HallsofIvy said:The area of a parallelogram is "base times height". "Base" is the length of one side, b. The height is the length of perpendicular from a vertex to the base. Given angle [itex]\theta[/itex] the height is the "opposite side" while the length of that side, a, is the hypotenuse, h, so [itex]h= a sin(\theta)[/itex] The area is [itex]ab sin(\theta)[/itex].
insightful said:I got a solution using the Law of Cosines with the angle of intersection of the diagonals to get the lengths of the sides.
No, you can use some simple trig in one quadrant of the parallelogram to get the angle (in terms of A and diagonals d1 and d2).
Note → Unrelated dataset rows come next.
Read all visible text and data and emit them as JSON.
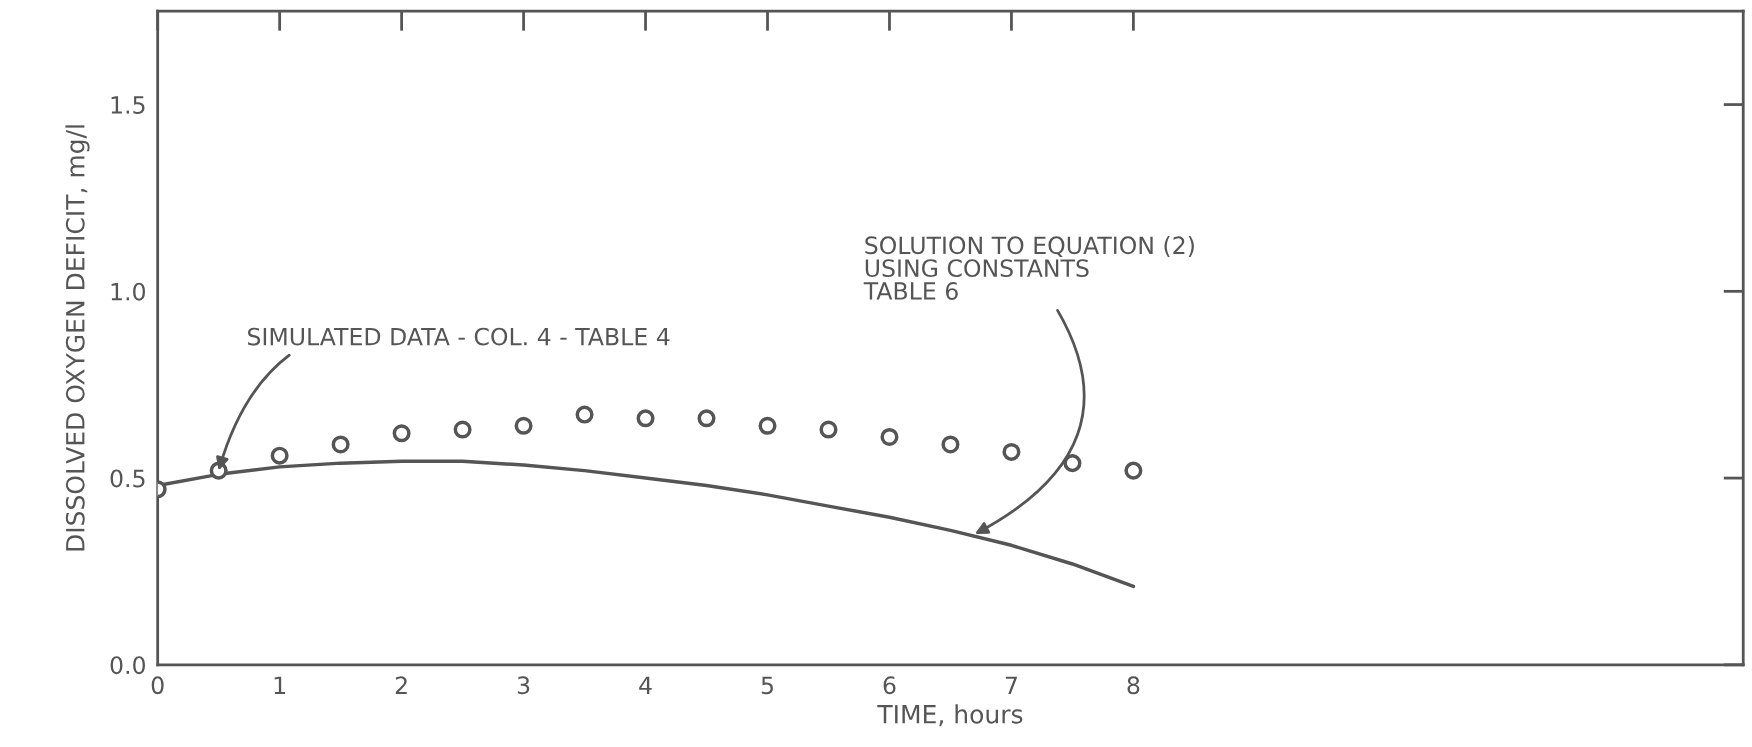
{
  "chart_data": {
    "xlabel": "TIME, hours",
    "ylabel": "DISSOLVED OXYGEN DEFICIT, mg/l",
    "xlim": [
      0,
      13
    ],
    "ylim": [
      0,
      1.75
    ],
    "xticks": [
      0,
      1,
      2,
      3,
      4,
      5,
      6,
      7,
      8
    ],
    "yticks": [
      {
        "value": 0,
        "label": "0.0"
      },
      {
        "value": 0.5,
        "label": "0.5"
      },
      {
        "value": 1.0,
        "label": "1.0"
      },
      {
        "value": 1.5,
        "label": "1.5"
      }
    ],
    "grid": false,
    "legend": false,
    "series": [
      {
        "marker": "circle",
        "color": "#555555",
        "x": [
          0,
          0.5,
          1,
          1.5,
          2,
          2.5,
          3,
          3.5,
          4,
          4.5,
          5,
          5.5,
          6,
          6.5,
          7,
          7.5,
          8
        ],
        "values": [
          0.47,
          0.52,
          0.56,
          0.59,
          0.62,
          0.63,
          0.64,
          0.67,
          0.66,
          0.66,
          0.64,
          0.63,
          0.61,
          0.59,
          0.57,
          0.54,
          0.52
        ]
      },
      {
        "type": "line",
        "line_style": "solid",
        "color": "#555555",
        "x": [
          0,
          0.5,
          1,
          1.5,
          2,
          2.5,
          3,
          3.5,
          4,
          4.5,
          5,
          5.5,
          6,
          6.5,
          7,
          7.5,
          8
        ],
        "values": [
          0.48,
          0.51,
          0.53,
          0.54,
          0.545,
          0.545,
          0.535,
          0.52,
          0.5,
          0.48,
          0.455,
          0.425,
          0.395,
          0.36,
          0.32,
          0.27,
          0.21
        ]
      }
    ],
    "type": "scatter",
    "annotations": [
      {
        "text": "SIMULATED DATA - COL. 4 - TABLE 4",
        "x": 0.5,
        "y": 0.52
      },
      {
        "text": "SOLUTION TO EQUATION (2)\nUSING CONSTANTS\nTABLE 6",
        "x": 6.7,
        "y": 0.35
      }
    ]
  }
}
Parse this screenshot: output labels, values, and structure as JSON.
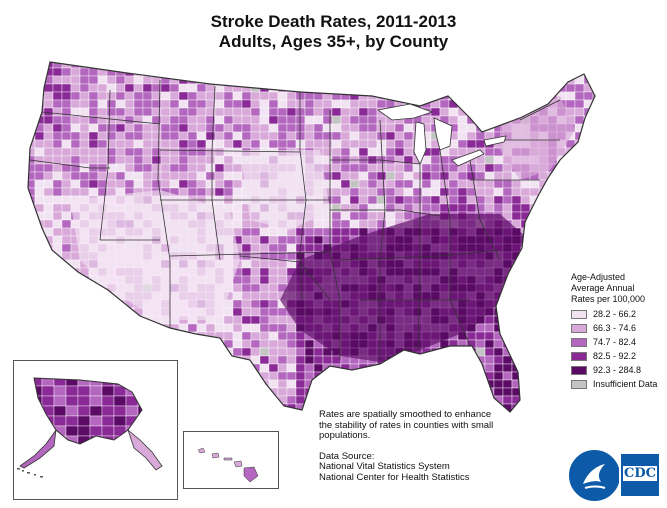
{
  "title": {
    "line1": "Stroke Death Rates, 2011-2013",
    "line2": "Adults, Ages 35+, by County"
  },
  "legend": {
    "heading_line1": "Age-Adjusted",
    "heading_line2": "Average Annual",
    "heading_line3": "Rates per 100,000",
    "items": [
      {
        "label": "28.2 - 66.2",
        "color": "#f2e3f2"
      },
      {
        "label": "66.3 - 74.6",
        "color": "#d9a9d9"
      },
      {
        "label": "74.7 - 82.4",
        "color": "#b467be"
      },
      {
        "label": "82.5 - 92.2",
        "color": "#8a2a96"
      },
      {
        "label": "92.3 - 284.8",
        "color": "#5b0a66"
      },
      {
        "label": "Insufficient Data",
        "color": "#c4c4c4"
      }
    ]
  },
  "notes": {
    "smoothing_line1": "Rates are spatially smoothed to enhance",
    "smoothing_line2": "the stability of rates in counties with small",
    "smoothing_line3": "populations.",
    "source_heading": "Data Source:",
    "source_line1": "National Vital Statistics System",
    "source_line2": "National Center for Health Statistics"
  },
  "logo": {
    "text": "CDC",
    "color": "#0d5aa8"
  },
  "colors": {
    "state_border": "#333333",
    "county_border": "#ffffff"
  }
}
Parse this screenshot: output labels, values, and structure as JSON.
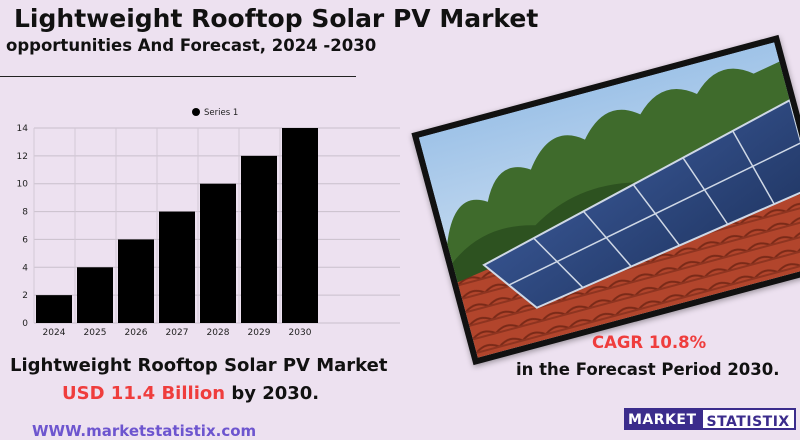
{
  "header": {
    "title": "Lightweight Rooftop Solar PV Market",
    "subtitle": "opportunities And Forecast, 2024 -2030"
  },
  "chart_data": {
    "type": "bar",
    "categories": [
      "2024",
      "2025",
      "2026",
      "2027",
      "2028",
      "2029",
      "2030"
    ],
    "series": [
      {
        "name": "Series 1",
        "values": [
          2,
          4,
          6,
          8,
          10,
          12,
          14
        ]
      }
    ],
    "yticks": [
      0,
      2,
      4,
      6,
      8,
      10,
      12,
      14
    ],
    "ylim": [
      0,
      14
    ],
    "grid": true,
    "legend": "top-center",
    "bar_color": "#000000"
  },
  "footer": {
    "market_line": "Lightweight Rooftop Solar PV Market",
    "value_highlight": "USD 11.4 Billion",
    "value_suffix": " by 2030.",
    "cagr": "CAGR 10.8%",
    "forecast_period": "in the  Forecast Period  2030.",
    "website": "WWW.marketstatistix.com",
    "logo_part1": "MARKET",
    "logo_part2": "STATISTIX"
  },
  "colors": {
    "background": "#ede1f0",
    "accent_red": "#ef3d3d",
    "brand_purple": "#3b2c8c",
    "link_purple": "#6d55cf"
  },
  "image": {
    "icon": "rooftop-solar-panels-photo"
  }
}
Remember, each quadrant has 1/4 the total area A.tiggertime said:So you were given the angle of intersection?
A parallelogram is a quadrilateral with two pairs of parallel sides. This means that the opposite sides are equal in length and parallel to each other.
To find the angles of a parallelogram, you can use the formula A = 180 - 2B, where A represents the measure of one angle and B represents the measure of the adjacent angle.
Yes, you can find the angles of a parallelogram if you know the length of one side. You can use the formula A = 180 - 2B, where A represents the measure of one angle and B represents the measure of the adjacent angle. You will need to know the length of at least one side and one angle in order to solve for the other angle.
No, it is not possible to have a parallelogram with all equal angles. A parallelogram must have two pairs of opposite angles that are equal, but the other two angles will always be different.
No, the Pythagorean Theorem cannot be used to find the angles of a parallelogram. This theorem only applies to right triangles, which a parallelogram is not.